Ross Mayfield recently wrote a blog entry’ The End of Process’ that created a bit of a stir. (Nicholas Carr posted a lengthy response in ‘Process Matters‘.) Here are a couple of snippets:
If a knowledge worker has the organization’s information in a social context at their finger tips, and the organization is sufficiently connected to tap experts and form groups instantly to resolve exceptions — is there a role for business process as we know it?
UPDATE: Euan Semple nails it: “Process is the sort of word that grown ups in suits use to throw their weight around and to convince others that they know what is going on and that it makes sense.”
For once I disagree with Euan and Ross (and I think they both write good stuff normally). It’s easy to be dismissive of process when you are experienced, but knowledge workers and experts are made not born. There’s a popular saying – first learn all the rules then break them. Process is invaluable when you are inexperienced and learning something new. Once you understand the process, you start to test it, break it, change it, ignore it… that’s when practice and instinct take over.
In my mind, process is something that can be documented, usually as a workflow with well defined boundaries. Follow the process and you will get a predictable output. Practice is about gaining the experience to know when (and when not) to break the rules. It’s not just about managing exceptions, it’s about intuitively knowing that changing or ignoring the process is the right thing to do in a given context. Process is about dealing with information. Practice is about applying knowledge. (See related entry: From data to knowledge and beyond). If the same practice starts to replace the ‘official’ process on a regular basis regardless of context, then it’s time the process was updated – process and practice should be interdependent and regularly reviewed.
If you think process is just something people use to pull rank over others, you need to step out of your comfort zone and remember what it’s like to have absolutely no idea what you are doing. Making the assumption that you can always rely on experts risks not learning for yourself, and one day it might be you that others need to tap into. I’ve used the following quote once already (in Dashboard Dangers) but it is also relevant here. From the book ‘The Elephant and the Flea’ by Charles Handy:
…My first independent command was running Shell’s marketing company in Sarawak. There was no telephone line to the regional head office and my bosses in Singapore. We managed because we had to. And maybe it was better, because there was no real way they could judge me other than by results. Things had to be pretty worrying for anyone to spend two days coming to visit me in what was not the most luxurious of places… If I made a mistake I at least had the chance to correct it before anyone noticed. That might not be possible today without a lot of self-discipline by superiors. Fewer mistakes, maybe, but less learning, less responsibility.
That’s not to say that people don’t sometimes get over zealous in focusing on process (the point I think the article was really trying to make). In Seven Productivity Tips, #6 described automating business practice instead of business process. A documented process is the theory of doing business.

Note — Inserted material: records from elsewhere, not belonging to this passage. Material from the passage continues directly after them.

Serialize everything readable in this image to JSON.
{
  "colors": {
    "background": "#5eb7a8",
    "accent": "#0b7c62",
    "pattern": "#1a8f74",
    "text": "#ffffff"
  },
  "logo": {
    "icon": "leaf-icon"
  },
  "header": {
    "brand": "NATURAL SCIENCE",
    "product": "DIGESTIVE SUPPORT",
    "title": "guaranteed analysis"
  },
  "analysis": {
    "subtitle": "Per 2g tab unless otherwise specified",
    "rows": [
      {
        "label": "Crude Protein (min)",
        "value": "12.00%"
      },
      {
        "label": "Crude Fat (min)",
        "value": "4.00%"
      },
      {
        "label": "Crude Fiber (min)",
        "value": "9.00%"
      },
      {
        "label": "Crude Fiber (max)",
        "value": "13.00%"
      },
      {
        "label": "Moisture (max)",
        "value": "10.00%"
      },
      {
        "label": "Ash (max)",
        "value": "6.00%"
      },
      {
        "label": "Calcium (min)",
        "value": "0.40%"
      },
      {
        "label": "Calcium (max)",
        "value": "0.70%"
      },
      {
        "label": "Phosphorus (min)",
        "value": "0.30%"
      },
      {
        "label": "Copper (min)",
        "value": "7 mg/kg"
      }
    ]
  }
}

Before you automate it, make sure: a) it is actually used (don’t just trust the manual, witness the real ‘as is’ process in action), and b) you understand, and don’t inhibit, the practice that surrounds it when designing the new ‘to be’ automated process.
- Ross Mayfield’s blog: The End of Process
- Nicholas Carr’s blog: Process Matters
- Book Review (Amazon): The Elephant and the Flea
- My blog: Seven Productivity Tips, From Data to Knowledge and Beyond…, and Dashboard Dangers
My comment was based on real experience. When I was on the first rung of management, in a supervisor's role, I clearly remember the sudden appearance of the word "process" in the language of those around me and above me. It initially meant nothing to me, and I suspected at the time, not much more to them either. Iit was clearly being used as a means of distinguishing those in the know and those not and was the first of many occassions when I was to witness language being used as a power tool rather than a communication one.
process matters as a thing that's done- the abstraction of process is of no intrinsic value however. All the flow charts in the world won't deliver a pizza.Further, the recognition of a need to understand and analyse process is frequently left styranded by an inability to actually engage in that analysis beyond a simple mapping excercise. So we get flow charts, and then just put them in a drawer and forget them.Does this mean the excercise is pointless- no. The exercise is essential, and needs to be more fully embraced. Whether explicitly in change managment fashion or as an implicit aspect of operational managment it is beholden upon leadership in business to know not only what gets done, but how it gets done.On this basis project based process change sucks- because stuff goes in drawers. Operational, implicit process analysis is essential.